A public consultation paper, Electronic Cigarettes and Strengthening Tobacco Control in Scotland, was launched on 10 October 2014 and was open for written responses until 2 January 2015. It contained 49 questions on e-cigarettes and on tobacco control policy proposals. By the closing date, 172 written responses had been received: 78 from individual members of the public and 94 responses from organisations. A variety of organisations responded: academic groups, the e-cigarette industry, retailers, pharmacies, the tobacco industry, NHS health boards and partnerships, local authorities and other public bodies.

The paper covered: a ban on the sale of e-cigarettes to under-18s; a ban on proxy purchase of e-cigarettes for under-18s; introducing a mandatory age verification policy for e-cigarette and tobacco sales; a requirement for retailers to register to sell e-cigarettes; restrictions on the domestic marketing of e-cigarettes; the use of e-cigarettes in enclosed public spaces; a ban on smoking in cars when under-18s are present; smoke-free NHS grounds; smoke-free outdoor areas for children and families; a ban on unauthorised sales of tobacco and e-cigarettes by under-18s; equalities impacts of the policy proposals; and business and regulatory impacts of the proposals.

Responses towards the age-related policies which aim to prevent young people from accessing e-cigarettes or tobacco were broadly positive across respondent categories.

However, opinion was more varied on other proposals. A majority supported mandatory registration for the sale of e-cigarettes, but the e-cigarette industry and the pharmacy retail sector objected to tobacco and e-cigarettes being conflated in the context of a joint retailers register, especially if e-cigarette sellers were required to register on the existing Scottish Tobacco Retailers Register.

The idea of restricting the domestic advertising and promotion of e-cigarettes elicited a varied response. A majority favoured restrictions but the e-cigarette sector and the tobacco industry were concerned that this would impede businesses’ ability to grow and compete. Several respondents advocated waiting to see how effective the CAP and BCAP codes prove to be at encouraging responsible marketing before introducing any legislation. The majority of public health stakeholders advocated a comprehensive ban on e-cigarette advertising and promotion, with some advocating no exceptions and others suggesting limited exemptions for forms of marketing aimed only at current smokers. A small majority thought that action should be taken on the use of e-cigarettes in enclosed public spaces.

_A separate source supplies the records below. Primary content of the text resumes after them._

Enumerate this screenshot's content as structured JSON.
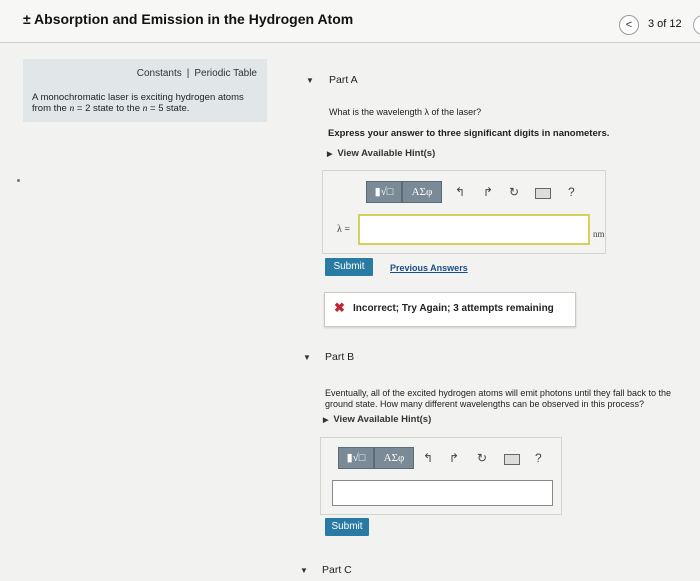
{
  "header": {
    "title": "± Absorption and Emission in the Hydrogen Atom",
    "prev_icon": "chevron-left-icon",
    "prev_glyph": "<",
    "page_count": "3 of 12"
  },
  "sidebar": {
    "constants_label": "Constants",
    "separator": "|",
    "periodic_label": "Periodic Table",
    "problem_line1": "A monochromatic laser is exciting hydrogen atoms",
    "problem_pre": "from the ",
    "n_symbol": "n",
    "n_equals_2": " = 2 state to the ",
    "n_symbol2": "n",
    "n_equals_5": " = 5 state."
  },
  "partA": {
    "title": "Part A",
    "question": "What is the wavelength λ of the laser?",
    "instruction": "Express your answer to three significant digits in nanometers.",
    "hint_label": "View Available Hint(s)",
    "toolbar": {
      "templates_glyph": "▮√□",
      "greek_glyph": "ΑΣφ",
      "undo_glyph": "↰",
      "redo_glyph": "↱",
      "reset_glyph": "↻",
      "help_glyph": "?"
    },
    "input_label": "λ =",
    "input_value": "",
    "unit": "nm",
    "submit_label": "Submit",
    "previous_answers_label": "Previous Answers",
    "feedback_icon": "✖",
    "feedback_text": "Incorrect; Try Again; 3 attempts remaining"
  },
  "partB": {
    "title": "Part B",
    "question_line1": "Eventually, all of the excited hydrogen atoms will emit photons until they fall back to the",
    "question_line2": "ground state. How many different wavelengths can be observed in this process?",
    "hint_label": "View Available Hint(s)",
    "toolbar": {
      "templates_glyph": "▮√□",
      "greek_glyph": "ΑΣφ",
      "undo_glyph": "↰",
      "redo_glyph": "↱",
      "reset_glyph": "↻",
      "help_glyph": "?"
    },
    "input_value": "",
    "submit_label": "Submit"
  },
  "partC": {
    "title": "Part C"
  },
  "colors": {
    "accent": "#2a7ba4",
    "input_focus": "#d7d15b",
    "error": "#c0262e",
    "sidebar_bg": "#e1e6e8"
  }
}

In response to questions on smoke-free hospital grounds, a majority favoured national legislation and supported its application to all NHS premises. This included NHS Boards who expressed a preference for legislation to make entire grounds smoke-free. Respondents acknowledged the challenges of implementing smoke-free rules across often large hospital grounds and some exemptions were suggested. A majority agreed with a ban on smoking in cars when someone under-18 is present and that the Scottish Government should take action to support the creation of smoke free outdoor areas for children and families.